Florecen en mi los celos por no acompañarte tras abandonar la pista de asfalto, en la que agarrada a tu grandor, vi pasar una vida entera; nuestros pequeños encuentros inundados por la sencillez, la ternura de dos niños frente a algo totalmente nuevo para ellos como es el amor, quedando atrás por la velocidad con que nos dirigíamos hacia un futuro mejor, en el que nadie se interpusiese entre nosotros. ¡Cuánto me gustaría fundirme junto a ti en la fragua de nuestras viejas pasiones!.

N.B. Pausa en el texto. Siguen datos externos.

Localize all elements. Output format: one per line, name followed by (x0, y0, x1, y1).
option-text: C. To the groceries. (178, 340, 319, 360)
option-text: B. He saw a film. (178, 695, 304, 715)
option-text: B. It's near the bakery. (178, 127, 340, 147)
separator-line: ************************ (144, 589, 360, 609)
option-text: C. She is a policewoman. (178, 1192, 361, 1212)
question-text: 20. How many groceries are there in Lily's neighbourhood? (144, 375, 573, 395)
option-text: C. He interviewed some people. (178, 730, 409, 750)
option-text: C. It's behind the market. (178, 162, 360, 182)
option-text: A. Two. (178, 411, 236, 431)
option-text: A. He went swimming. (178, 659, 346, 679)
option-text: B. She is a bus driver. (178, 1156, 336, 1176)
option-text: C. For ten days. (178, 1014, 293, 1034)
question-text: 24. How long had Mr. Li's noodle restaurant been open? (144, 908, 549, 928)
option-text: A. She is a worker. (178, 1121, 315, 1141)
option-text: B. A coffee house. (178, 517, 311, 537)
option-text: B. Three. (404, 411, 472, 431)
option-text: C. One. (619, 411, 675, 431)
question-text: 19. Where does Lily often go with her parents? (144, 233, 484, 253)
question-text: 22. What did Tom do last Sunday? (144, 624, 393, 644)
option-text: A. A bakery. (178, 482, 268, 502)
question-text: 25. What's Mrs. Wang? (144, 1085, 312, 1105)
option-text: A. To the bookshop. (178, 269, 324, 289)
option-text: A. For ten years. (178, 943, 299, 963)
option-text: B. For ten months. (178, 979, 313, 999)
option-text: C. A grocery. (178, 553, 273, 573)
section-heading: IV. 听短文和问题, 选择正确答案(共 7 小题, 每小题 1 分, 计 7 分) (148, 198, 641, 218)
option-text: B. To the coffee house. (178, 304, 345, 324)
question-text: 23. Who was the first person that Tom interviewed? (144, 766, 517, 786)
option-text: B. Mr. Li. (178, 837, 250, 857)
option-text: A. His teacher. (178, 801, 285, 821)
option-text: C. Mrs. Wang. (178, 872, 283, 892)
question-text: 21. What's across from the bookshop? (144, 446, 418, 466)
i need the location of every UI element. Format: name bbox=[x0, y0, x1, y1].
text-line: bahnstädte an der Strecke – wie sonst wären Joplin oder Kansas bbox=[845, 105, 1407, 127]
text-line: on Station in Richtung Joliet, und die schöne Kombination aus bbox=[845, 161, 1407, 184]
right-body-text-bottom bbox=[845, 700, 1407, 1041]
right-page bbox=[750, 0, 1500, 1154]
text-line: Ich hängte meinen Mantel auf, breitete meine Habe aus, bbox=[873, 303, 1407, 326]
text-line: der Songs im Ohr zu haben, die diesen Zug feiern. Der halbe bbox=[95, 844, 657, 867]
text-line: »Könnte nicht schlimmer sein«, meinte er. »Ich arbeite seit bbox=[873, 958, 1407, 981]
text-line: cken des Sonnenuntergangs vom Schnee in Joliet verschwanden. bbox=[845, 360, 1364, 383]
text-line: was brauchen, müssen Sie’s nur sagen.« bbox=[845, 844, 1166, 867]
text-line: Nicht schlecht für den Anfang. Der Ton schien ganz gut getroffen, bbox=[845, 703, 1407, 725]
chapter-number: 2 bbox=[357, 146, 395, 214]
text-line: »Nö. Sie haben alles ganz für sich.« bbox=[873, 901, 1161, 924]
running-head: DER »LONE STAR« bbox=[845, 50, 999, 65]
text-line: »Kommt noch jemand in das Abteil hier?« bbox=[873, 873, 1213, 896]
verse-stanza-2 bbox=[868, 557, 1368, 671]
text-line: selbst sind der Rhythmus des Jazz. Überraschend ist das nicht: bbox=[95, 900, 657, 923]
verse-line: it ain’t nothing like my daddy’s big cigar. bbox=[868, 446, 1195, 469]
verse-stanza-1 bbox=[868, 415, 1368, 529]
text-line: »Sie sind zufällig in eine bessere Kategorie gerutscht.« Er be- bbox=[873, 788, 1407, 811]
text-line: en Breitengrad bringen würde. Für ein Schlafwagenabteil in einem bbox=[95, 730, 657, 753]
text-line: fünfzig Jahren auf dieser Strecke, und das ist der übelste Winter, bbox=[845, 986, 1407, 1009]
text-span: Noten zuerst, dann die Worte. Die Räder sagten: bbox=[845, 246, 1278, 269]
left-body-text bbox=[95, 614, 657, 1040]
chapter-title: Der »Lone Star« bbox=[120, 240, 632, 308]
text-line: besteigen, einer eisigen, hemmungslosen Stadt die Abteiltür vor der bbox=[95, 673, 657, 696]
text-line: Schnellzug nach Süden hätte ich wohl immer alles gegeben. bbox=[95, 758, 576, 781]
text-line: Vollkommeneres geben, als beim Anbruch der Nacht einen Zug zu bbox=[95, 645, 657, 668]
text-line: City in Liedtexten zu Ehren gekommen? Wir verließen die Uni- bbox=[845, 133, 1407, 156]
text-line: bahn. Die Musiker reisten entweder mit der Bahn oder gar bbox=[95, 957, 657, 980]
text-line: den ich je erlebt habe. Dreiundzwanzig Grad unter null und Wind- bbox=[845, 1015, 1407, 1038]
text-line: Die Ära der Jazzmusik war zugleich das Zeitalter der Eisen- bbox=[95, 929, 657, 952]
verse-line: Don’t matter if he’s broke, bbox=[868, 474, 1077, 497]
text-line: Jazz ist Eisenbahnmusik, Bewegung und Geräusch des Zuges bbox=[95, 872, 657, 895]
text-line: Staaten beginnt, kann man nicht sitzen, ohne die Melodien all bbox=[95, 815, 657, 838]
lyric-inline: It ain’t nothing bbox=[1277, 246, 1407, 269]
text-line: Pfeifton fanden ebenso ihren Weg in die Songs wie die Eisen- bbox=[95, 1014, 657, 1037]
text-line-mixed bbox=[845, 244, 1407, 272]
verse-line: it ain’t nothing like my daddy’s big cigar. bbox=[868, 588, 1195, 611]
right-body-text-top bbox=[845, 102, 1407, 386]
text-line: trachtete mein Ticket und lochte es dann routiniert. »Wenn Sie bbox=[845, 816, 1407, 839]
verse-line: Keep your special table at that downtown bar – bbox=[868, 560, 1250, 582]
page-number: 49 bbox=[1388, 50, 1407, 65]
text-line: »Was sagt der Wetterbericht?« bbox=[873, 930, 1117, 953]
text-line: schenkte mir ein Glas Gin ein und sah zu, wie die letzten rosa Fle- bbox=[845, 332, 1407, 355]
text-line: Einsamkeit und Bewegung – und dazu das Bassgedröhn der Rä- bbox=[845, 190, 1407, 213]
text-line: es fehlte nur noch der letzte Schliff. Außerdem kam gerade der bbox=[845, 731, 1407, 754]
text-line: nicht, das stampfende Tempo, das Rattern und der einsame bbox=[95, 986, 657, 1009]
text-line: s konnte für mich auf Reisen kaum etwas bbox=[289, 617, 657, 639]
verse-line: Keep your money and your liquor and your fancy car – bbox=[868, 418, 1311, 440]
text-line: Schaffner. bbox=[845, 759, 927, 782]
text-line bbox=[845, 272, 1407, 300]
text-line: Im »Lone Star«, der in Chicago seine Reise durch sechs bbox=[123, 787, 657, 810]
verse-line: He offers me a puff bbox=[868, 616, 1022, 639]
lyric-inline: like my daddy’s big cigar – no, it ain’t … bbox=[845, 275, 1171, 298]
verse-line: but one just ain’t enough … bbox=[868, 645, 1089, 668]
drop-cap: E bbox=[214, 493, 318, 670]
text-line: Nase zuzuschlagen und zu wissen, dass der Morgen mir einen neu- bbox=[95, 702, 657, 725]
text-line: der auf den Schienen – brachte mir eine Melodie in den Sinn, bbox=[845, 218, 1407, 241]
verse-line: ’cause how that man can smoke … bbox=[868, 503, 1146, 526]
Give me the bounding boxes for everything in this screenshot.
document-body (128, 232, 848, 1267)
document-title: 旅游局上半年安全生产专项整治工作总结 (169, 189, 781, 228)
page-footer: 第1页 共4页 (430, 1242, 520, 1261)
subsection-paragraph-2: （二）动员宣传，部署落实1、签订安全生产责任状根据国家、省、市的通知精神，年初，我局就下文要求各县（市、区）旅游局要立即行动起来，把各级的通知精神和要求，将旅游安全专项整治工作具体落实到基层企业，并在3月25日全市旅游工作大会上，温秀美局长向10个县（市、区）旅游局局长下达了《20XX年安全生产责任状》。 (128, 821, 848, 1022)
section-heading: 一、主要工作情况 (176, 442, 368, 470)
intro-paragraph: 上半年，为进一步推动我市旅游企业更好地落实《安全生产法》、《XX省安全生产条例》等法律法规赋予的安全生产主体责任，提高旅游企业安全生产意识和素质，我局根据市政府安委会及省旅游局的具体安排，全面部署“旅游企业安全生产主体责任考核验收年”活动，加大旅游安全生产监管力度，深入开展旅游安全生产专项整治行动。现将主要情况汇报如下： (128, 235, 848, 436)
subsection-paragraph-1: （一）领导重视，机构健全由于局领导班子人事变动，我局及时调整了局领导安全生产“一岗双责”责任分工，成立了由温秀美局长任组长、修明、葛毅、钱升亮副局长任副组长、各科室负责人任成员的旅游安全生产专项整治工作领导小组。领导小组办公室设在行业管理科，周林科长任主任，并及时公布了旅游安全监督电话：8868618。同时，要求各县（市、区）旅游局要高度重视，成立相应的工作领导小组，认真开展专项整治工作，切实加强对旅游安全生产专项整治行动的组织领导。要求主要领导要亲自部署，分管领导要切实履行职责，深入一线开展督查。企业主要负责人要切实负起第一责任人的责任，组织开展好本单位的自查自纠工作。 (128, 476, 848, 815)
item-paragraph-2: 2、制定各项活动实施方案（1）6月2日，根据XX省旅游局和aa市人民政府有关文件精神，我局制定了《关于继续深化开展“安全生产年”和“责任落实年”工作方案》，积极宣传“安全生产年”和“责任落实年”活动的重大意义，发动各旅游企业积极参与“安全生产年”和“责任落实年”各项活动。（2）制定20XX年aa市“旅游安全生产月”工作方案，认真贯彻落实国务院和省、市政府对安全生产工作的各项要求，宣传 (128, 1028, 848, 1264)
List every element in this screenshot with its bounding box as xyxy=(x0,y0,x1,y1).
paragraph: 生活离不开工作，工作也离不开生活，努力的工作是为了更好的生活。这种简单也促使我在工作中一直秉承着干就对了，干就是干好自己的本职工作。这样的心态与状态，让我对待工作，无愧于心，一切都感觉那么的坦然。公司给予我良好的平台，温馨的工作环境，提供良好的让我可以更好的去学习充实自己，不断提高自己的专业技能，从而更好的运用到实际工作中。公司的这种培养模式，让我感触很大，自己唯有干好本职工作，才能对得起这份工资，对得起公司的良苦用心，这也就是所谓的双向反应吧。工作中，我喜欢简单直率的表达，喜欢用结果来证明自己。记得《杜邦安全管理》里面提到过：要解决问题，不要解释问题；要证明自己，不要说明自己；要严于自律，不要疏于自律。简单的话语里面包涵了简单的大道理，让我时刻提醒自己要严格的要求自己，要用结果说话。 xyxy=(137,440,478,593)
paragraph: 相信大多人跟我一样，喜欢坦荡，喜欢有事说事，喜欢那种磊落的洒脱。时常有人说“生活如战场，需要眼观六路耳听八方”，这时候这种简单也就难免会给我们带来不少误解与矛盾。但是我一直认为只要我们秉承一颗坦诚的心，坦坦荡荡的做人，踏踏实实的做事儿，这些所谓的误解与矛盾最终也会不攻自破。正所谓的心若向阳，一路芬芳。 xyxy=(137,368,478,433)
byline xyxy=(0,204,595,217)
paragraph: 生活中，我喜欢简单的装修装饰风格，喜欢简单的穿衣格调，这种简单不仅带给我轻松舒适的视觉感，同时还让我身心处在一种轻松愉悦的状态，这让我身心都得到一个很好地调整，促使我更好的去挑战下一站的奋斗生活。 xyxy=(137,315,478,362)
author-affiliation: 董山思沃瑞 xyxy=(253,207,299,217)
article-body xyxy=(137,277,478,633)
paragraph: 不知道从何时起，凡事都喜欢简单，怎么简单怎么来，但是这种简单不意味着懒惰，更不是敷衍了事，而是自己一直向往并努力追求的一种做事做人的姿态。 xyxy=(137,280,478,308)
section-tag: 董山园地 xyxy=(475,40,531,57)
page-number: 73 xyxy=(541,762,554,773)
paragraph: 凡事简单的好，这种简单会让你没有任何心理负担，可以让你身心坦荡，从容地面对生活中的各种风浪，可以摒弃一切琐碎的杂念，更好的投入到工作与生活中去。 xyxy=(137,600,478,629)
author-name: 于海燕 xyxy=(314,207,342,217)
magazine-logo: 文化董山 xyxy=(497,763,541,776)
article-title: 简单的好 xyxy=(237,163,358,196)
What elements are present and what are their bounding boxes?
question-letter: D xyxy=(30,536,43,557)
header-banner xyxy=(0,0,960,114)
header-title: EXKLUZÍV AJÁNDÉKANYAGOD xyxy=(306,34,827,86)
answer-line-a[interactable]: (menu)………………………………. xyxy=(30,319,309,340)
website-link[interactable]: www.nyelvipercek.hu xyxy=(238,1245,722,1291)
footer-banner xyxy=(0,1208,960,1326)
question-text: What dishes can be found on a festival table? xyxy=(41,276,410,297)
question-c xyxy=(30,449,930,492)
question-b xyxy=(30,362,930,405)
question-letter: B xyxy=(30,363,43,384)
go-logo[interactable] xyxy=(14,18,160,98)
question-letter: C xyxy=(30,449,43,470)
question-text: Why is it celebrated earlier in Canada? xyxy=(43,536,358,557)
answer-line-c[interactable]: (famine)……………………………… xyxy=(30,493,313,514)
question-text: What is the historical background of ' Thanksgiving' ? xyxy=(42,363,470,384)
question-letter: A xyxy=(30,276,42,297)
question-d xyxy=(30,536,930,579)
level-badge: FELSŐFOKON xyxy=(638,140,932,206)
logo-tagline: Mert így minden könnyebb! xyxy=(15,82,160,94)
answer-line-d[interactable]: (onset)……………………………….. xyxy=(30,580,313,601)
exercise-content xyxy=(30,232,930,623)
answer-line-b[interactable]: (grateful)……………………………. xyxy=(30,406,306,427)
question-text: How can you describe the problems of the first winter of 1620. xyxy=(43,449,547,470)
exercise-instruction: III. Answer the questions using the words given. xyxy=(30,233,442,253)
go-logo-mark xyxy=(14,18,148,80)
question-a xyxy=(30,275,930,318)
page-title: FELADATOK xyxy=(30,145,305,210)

Mi tristeza únicamente puede ser abrigada por el recuerdo de aquellos momentos en los que permanecimos juntos. Más que nunca, anhelo reunirme contigo, pues estas memorias consumiéndose en mi subconsciente, me fuerzan hacia la desesperación; todo sea por un amor verdadero del que en su día quedé presa y sin el que ya no concibo la vida; reforzado ahora por la distancia que nos separa. Por ello busco descansar junto a ti en un sueño eterno.

La muerte se acerca sigilosa; la aguardo con impaciencia y en silencio. Espero reunir el valor suficiente para librar con ella una escaramuza de la que, con seguridad, puedo afirmar que no voy a surgir con vida.